Puis, interrompant sa supplique par un accès d'hilarité:

—Ah çà! mais suis-je bête? Peut-être vous imaginez-vous que je n'ai ni papiers, ni ressources. Dame! il y a,—à ce qu'on prétend,—tant de malfaiteurs et de vagabonds dans la contrée!...

Il ouvrit un étui de fer blanc, qu'il portait pendu à son cou,—étui semblable à celui dans lequel les soldats renferment leur congé:

—Primo, d'abord, voici mon passe-port, visé, timbré, légalisé pas plus tard que ce matin, par le citoyen administrateur du district de Neufchâteau,—d'où il ressort que le nommé Anthime Jovard, ici présent, marchand ambulant, né et domicilié à Morteau (Doubs), âgé de cinquante-trois ans et patenté dans sa commune, a le droit de circuler librement sur tous les points du territoire,—avec le signalement dudit, pour lui servir au vis-à-vis des autorités respectives...

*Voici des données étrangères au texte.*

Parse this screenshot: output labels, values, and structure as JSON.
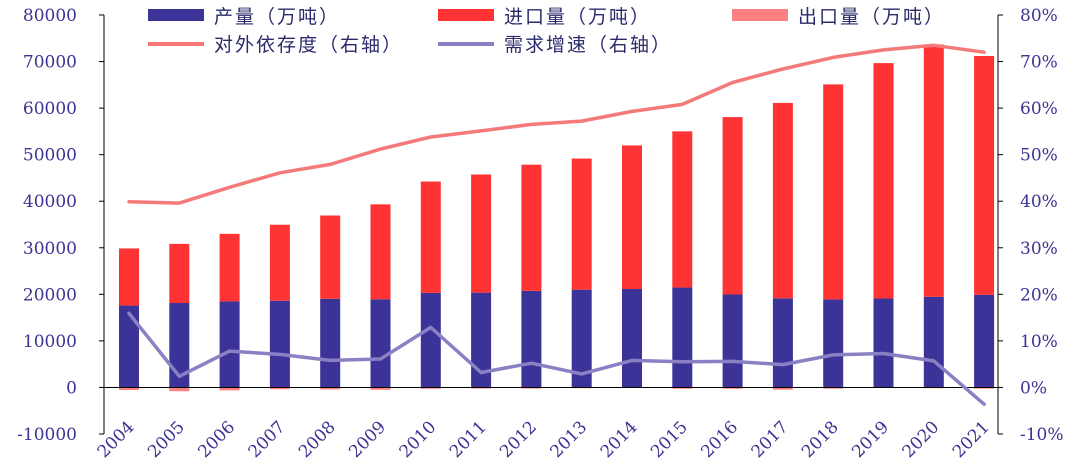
{
  "chart_data": {
    "type": "bar",
    "categories": [
      "2004",
      "2005",
      "2006",
      "2007",
      "2008",
      "2009",
      "2010",
      "2011",
      "2012",
      "2013",
      "2014",
      "2015",
      "2016",
      "2017",
      "2018",
      "2019",
      "2020",
      "2021"
    ],
    "series": [
      {
        "name": "产量（万吨）",
        "kind": "stacked-bar",
        "axis": "left",
        "color": "#3b3398",
        "values": [
          17587,
          18135,
          18477,
          18632,
          19044,
          18949,
          20301,
          20365,
          20748,
          20992,
          21143,
          21456,
          19969,
          19151,
          18911,
          19101,
          19477,
          19898
        ]
      },
      {
        "name": "进口量（万吨）",
        "kind": "stacked-bar",
        "axis": "left",
        "color": "#ff3333",
        "values": [
          12272,
          12708,
          14517,
          16318,
          17888,
          20379,
          23931,
          25378,
          27102,
          28174,
          30837,
          33550,
          38101,
          41957,
          46190,
          50568,
          54201,
          51298
        ]
      },
      {
        "name": "出口量（万吨）",
        "kind": "stacked-bar-negative",
        "axis": "left",
        "color": "#ff8080",
        "values": [
          -549,
          -807,
          -634,
          -389,
          -424,
          -507,
          -303,
          -252,
          -243,
          -162,
          -60,
          -287,
          -294,
          -486,
          -263,
          -81,
          -164,
          -261
        ]
      },
      {
        "name": "对外依存度（右轴）",
        "kind": "line",
        "axis": "right",
        "color": "#f47a7a",
        "values": [
          39.9,
          39.6,
          43.0,
          46.1,
          47.9,
          51.2,
          53.8,
          55.1,
          56.5,
          57.2,
          59.3,
          60.8,
          65.5,
          68.4,
          70.9,
          72.5,
          73.5,
          72.0
        ]
      },
      {
        "name": "需求增速（右轴）",
        "kind": "line",
        "axis": "right",
        "color": "#8a80c4",
        "values": [
          15.9,
          2.4,
          7.8,
          7.1,
          5.8,
          6.1,
          12.9,
          3.2,
          5.2,
          2.9,
          5.8,
          5.5,
          5.6,
          4.9,
          7.0,
          7.3,
          5.7,
          -3.6
        ]
      }
    ],
    "ylim": [
      -10000,
      80000
    ],
    "y_ticks": [
      "-10000",
      "0",
      "10000",
      "20000",
      "30000",
      "40000",
      "50000",
      "60000",
      "70000",
      "80000"
    ],
    "y2lim": [
      -10,
      80
    ],
    "y2_ticks": [
      "-10%",
      "0%",
      "10%",
      "20%",
      "30%",
      "40%",
      "50%",
      "60%",
      "70%",
      "80%"
    ],
    "title": "",
    "xlabel": "",
    "ylabel": "",
    "grid": false,
    "legend_position": "top",
    "legend_labels": [
      "产量（万吨）",
      "进口量（万吨）",
      "出口量（万吨）",
      "对外依存度（右轴）",
      "需求增速（右轴）"
    ]
  }
}
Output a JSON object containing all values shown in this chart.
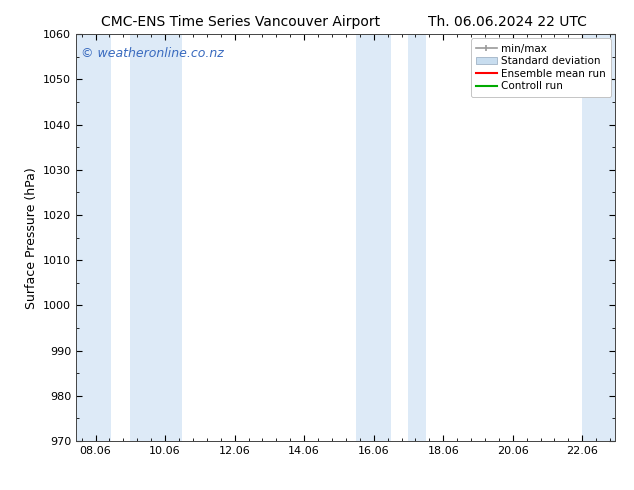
{
  "title_left": "CMC-ENS Time Series Vancouver Airport",
  "title_right": "Th. 06.06.2024 22 UTC",
  "ylabel": "Surface Pressure (hPa)",
  "xlim_min": 7.5,
  "xlim_max": 23.0,
  "ylim_min": 970,
  "ylim_max": 1060,
  "yticks": [
    970,
    980,
    990,
    1000,
    1010,
    1020,
    1030,
    1040,
    1050,
    1060
  ],
  "xtick_positions": [
    8.06,
    10.06,
    12.06,
    14.06,
    16.06,
    18.06,
    20.06,
    22.06
  ],
  "xtick_labels": [
    "08.06",
    "10.06",
    "12.06",
    "14.06",
    "16.06",
    "18.06",
    "20.06",
    "22.06"
  ],
  "shaded_bands": [
    {
      "x_start": 7.5,
      "x_end": 8.5
    },
    {
      "x_start": 9.06,
      "x_end": 10.56
    },
    {
      "x_start": 15.56,
      "x_end": 16.56
    },
    {
      "x_start": 17.06,
      "x_end": 17.56
    },
    {
      "x_start": 22.06,
      "x_end": 23.0
    }
  ],
  "band_color": "#ddeaf7",
  "watermark_text": "© weatheronline.co.nz",
  "watermark_color": "#3a6bbf",
  "watermark_fontsize": 9,
  "legend_labels": [
    "min/max",
    "Standard deviation",
    "Ensemble mean run",
    "Controll run"
  ],
  "legend_colors_minmax": "#999999",
  "legend_color_std": "#c8ddef",
  "legend_color_ens": "#ff0000",
  "legend_color_ctrl": "#00aa00",
  "bg_color": "#ffffff",
  "plot_bg_color": "#ffffff",
  "title_fontsize": 10,
  "tick_fontsize": 8,
  "ylabel_fontsize": 9,
  "legend_fontsize": 7.5,
  "minor_tick_count": 4
}
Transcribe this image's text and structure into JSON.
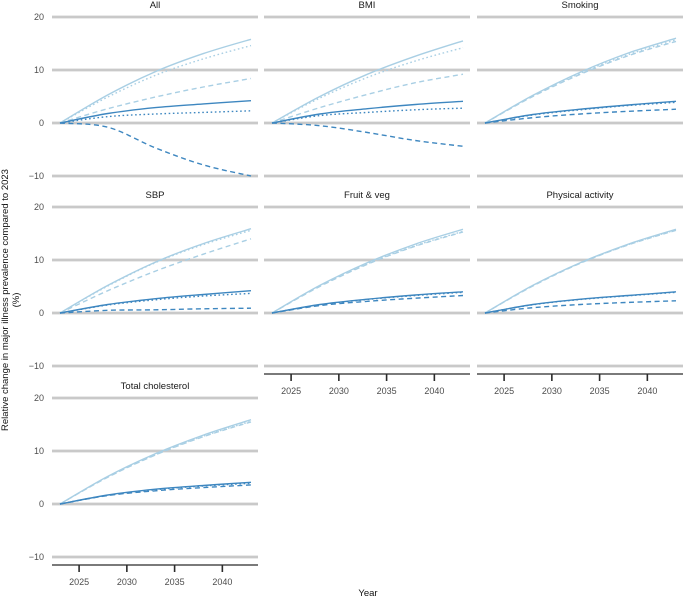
{
  "chart_data": {
    "type": "line",
    "title": "",
    "xlabel": "Year",
    "ylabel": "Relative change in major illness prevalence compared to 2023\n(%)",
    "x": [
      2023,
      2028,
      2033,
      2038,
      2043
    ],
    "x_range": [
      2023,
      2043
    ],
    "x_tick_values": [
      2025,
      2030,
      2035,
      2040
    ],
    "x_tick_labels": [
      "2025",
      "2030",
      "2035",
      "2040"
    ],
    "y_tick_values": [
      20,
      10,
      0,
      -10
    ],
    "y_tick_labels": [
      "20",
      "10",
      "0",
      "−10"
    ],
    "ylim": [
      -11,
      21
    ],
    "grid": "major-horizontal-only",
    "legend_position": "none",
    "colors": {
      "light_blue": "#a9cfe4",
      "dark_blue": "#3e87c0",
      "gridline": "#c9c9c9",
      "axis_line": "#2b2b2b",
      "tick_text": "#4d4d4d",
      "title_text": "#1a1a1a"
    },
    "panels": [
      {
        "title": "All",
        "series": [
          {
            "name": "light-solid",
            "tone": "light_blue",
            "dash": "solid",
            "values": [
              0,
              5.3,
              9.7,
              13.1,
              15.8
            ]
          },
          {
            "name": "light-dotted",
            "tone": "light_blue",
            "dash": "dotted",
            "values": [
              0,
              4.9,
              9.0,
              12.1,
              14.6
            ]
          },
          {
            "name": "light-dashed",
            "tone": "light_blue",
            "dash": "dashed",
            "values": [
              0,
              2.7,
              4.9,
              6.8,
              8.4
            ]
          },
          {
            "name": "dark-solid",
            "tone": "dark_blue",
            "dash": "solid",
            "values": [
              0,
              1.8,
              2.9,
              3.6,
              4.2
            ]
          },
          {
            "name": "dark-dotted",
            "tone": "dark_blue",
            "dash": "dotted",
            "values": [
              0,
              1.2,
              1.7,
              2.0,
              2.3
            ]
          },
          {
            "name": "dark-dashed",
            "tone": "dark_blue",
            "dash": "dashed",
            "values": [
              0,
              -0.8,
              -4.7,
              -7.9,
              -10.0
            ]
          }
        ]
      },
      {
        "title": "BMI",
        "series": [
          {
            "name": "light-solid",
            "tone": "light_blue",
            "dash": "solid",
            "values": [
              0,
              5.0,
              9.2,
              12.6,
              15.5
            ]
          },
          {
            "name": "light-dotted",
            "tone": "light_blue",
            "dash": "dotted",
            "values": [
              0,
              4.7,
              8.6,
              11.7,
              14.2
            ]
          },
          {
            "name": "light-dashed",
            "tone": "light_blue",
            "dash": "dashed",
            "values": [
              0,
              2.9,
              5.4,
              7.6,
              9.2
            ]
          },
          {
            "name": "dark-solid",
            "tone": "dark_blue",
            "dash": "solid",
            "values": [
              0,
              1.7,
              2.7,
              3.5,
              4.1
            ]
          },
          {
            "name": "dark-dotted",
            "tone": "dark_blue",
            "dash": "dotted",
            "values": [
              0,
              1.4,
              2.0,
              2.5,
              2.8
            ]
          },
          {
            "name": "dark-dashed",
            "tone": "dark_blue",
            "dash": "dashed",
            "values": [
              0,
              -0.5,
              -1.8,
              -3.3,
              -4.4
            ]
          }
        ]
      },
      {
        "title": "Smoking",
        "series": [
          {
            "name": "light-solid",
            "tone": "light_blue",
            "dash": "solid",
            "values": [
              0,
              5.2,
              9.6,
              13.2,
              16.0
            ]
          },
          {
            "name": "light-dotted",
            "tone": "light_blue",
            "dash": "dotted",
            "values": [
              0,
              5.1,
              9.4,
              12.9,
              15.7
            ]
          },
          {
            "name": "light-dashed",
            "tone": "light_blue",
            "dash": "dashed",
            "values": [
              0,
              5.0,
              9.2,
              12.7,
              15.4
            ]
          },
          {
            "name": "dark-solid",
            "tone": "dark_blue",
            "dash": "solid",
            "values": [
              0,
              1.6,
              2.6,
              3.4,
              4.1
            ]
          },
          {
            "name": "dark-dotted",
            "tone": "dark_blue",
            "dash": "dotted",
            "values": [
              0,
              1.5,
              2.5,
              3.3,
              3.9
            ]
          },
          {
            "name": "dark-dashed",
            "tone": "dark_blue",
            "dash": "dashed",
            "values": [
              0,
              1.0,
              1.7,
              2.2,
              2.6
            ]
          }
        ]
      },
      {
        "title": "SBP",
        "series": [
          {
            "name": "light-solid",
            "tone": "light_blue",
            "dash": "solid",
            "values": [
              0,
              5.2,
              9.6,
              13.1,
              15.9
            ]
          },
          {
            "name": "light-dotted",
            "tone": "light_blue",
            "dash": "dotted",
            "values": [
              0,
              5.1,
              9.5,
              12.9,
              15.6
            ]
          },
          {
            "name": "light-dashed",
            "tone": "light_blue",
            "dash": "dashed",
            "values": [
              0,
              4.2,
              7.9,
              11.1,
              14.0
            ]
          },
          {
            "name": "dark-solid",
            "tone": "dark_blue",
            "dash": "solid",
            "values": [
              0,
              1.6,
              2.7,
              3.5,
              4.2
            ]
          },
          {
            "name": "dark-dotted",
            "tone": "dark_blue",
            "dash": "dotted",
            "values": [
              0,
              1.5,
              2.5,
              3.2,
              3.7
            ]
          },
          {
            "name": "dark-dashed",
            "tone": "dark_blue",
            "dash": "dashed",
            "values": [
              0,
              0.5,
              0.6,
              0.8,
              0.9
            ]
          }
        ]
      },
      {
        "title": "Fruit & veg",
        "series": [
          {
            "name": "light-solid",
            "tone": "light_blue",
            "dash": "solid",
            "values": [
              0,
              5.2,
              9.5,
              13.0,
              15.8
            ]
          },
          {
            "name": "light-dotted",
            "tone": "light_blue",
            "dash": "dotted",
            "values": [
              0,
              5.1,
              9.3,
              12.7,
              15.4
            ]
          },
          {
            "name": "light-dashed",
            "tone": "light_blue",
            "dash": "dashed",
            "values": [
              0,
              5.0,
              9.2,
              12.6,
              15.3
            ]
          },
          {
            "name": "dark-solid",
            "tone": "dark_blue",
            "dash": "solid",
            "values": [
              0,
              1.6,
              2.6,
              3.4,
              4.0
            ]
          },
          {
            "name": "dark-dotted",
            "tone": "dark_blue",
            "dash": "dotted",
            "values": [
              0,
              1.55,
              2.55,
              3.3,
              3.9
            ]
          },
          {
            "name": "dark-dashed",
            "tone": "dark_blue",
            "dash": "dashed",
            "values": [
              0,
              1.4,
              2.2,
              2.8,
              3.3
            ]
          }
        ]
      },
      {
        "title": "Physical activity",
        "series": [
          {
            "name": "light-solid",
            "tone": "light_blue",
            "dash": "solid",
            "values": [
              0,
              5.2,
              9.5,
              13.0,
              15.8
            ]
          },
          {
            "name": "light-dotted",
            "tone": "light_blue",
            "dash": "dotted",
            "values": [
              0,
              5.15,
              9.45,
              12.9,
              15.7
            ]
          },
          {
            "name": "light-dashed",
            "tone": "light_blue",
            "dash": "dashed",
            "values": [
              0,
              5.1,
              9.4,
              12.85,
              15.6
            ]
          },
          {
            "name": "dark-solid",
            "tone": "dark_blue",
            "dash": "solid",
            "values": [
              0,
              1.6,
              2.6,
              3.3,
              4.0
            ]
          },
          {
            "name": "dark-dotted",
            "tone": "dark_blue",
            "dash": "dotted",
            "values": [
              0,
              1.55,
              2.55,
              3.25,
              3.9
            ]
          },
          {
            "name": "dark-dashed",
            "tone": "dark_blue",
            "dash": "dashed",
            "values": [
              0,
              1.0,
              1.6,
              2.0,
              2.3
            ]
          }
        ]
      },
      {
        "title": "Total cholesterol",
        "series": [
          {
            "name": "light-solid",
            "tone": "light_blue",
            "dash": "solid",
            "values": [
              0,
              5.2,
              9.5,
              13.0,
              15.9
            ]
          },
          {
            "name": "light-dotted",
            "tone": "light_blue",
            "dash": "dotted",
            "values": [
              0,
              5.1,
              9.3,
              12.8,
              15.6
            ]
          },
          {
            "name": "light-dashed",
            "tone": "light_blue",
            "dash": "dashed",
            "values": [
              0,
              5.05,
              9.25,
              12.7,
              15.5
            ]
          },
          {
            "name": "dark-solid",
            "tone": "dark_blue",
            "dash": "solid",
            "values": [
              0,
              1.7,
              2.8,
              3.5,
              4.1
            ]
          },
          {
            "name": "dark-dotted",
            "tone": "dark_blue",
            "dash": "dotted",
            "values": [
              0,
              1.65,
              2.7,
              3.4,
              3.9
            ]
          },
          {
            "name": "dark-dashed",
            "tone": "dark_blue",
            "dash": "dashed",
            "values": [
              0,
              1.6,
              2.5,
              3.1,
              3.6
            ]
          }
        ]
      }
    ]
  }
}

Ensuite, déboutonnant sa houppelande et frappant sur une large ceinture de cuir qui lui serrait le ventre:

—On a beau voyager par la voiture de Saint-Crépin et ne pas être requinqué comme un propriétaire, on a de quoi payer le vivre et le logement.

Il déboucla sa ceinture et la jeta sur la table.

Cette façon de sacoche rendit, en heurtant le bois, une vibration métallique.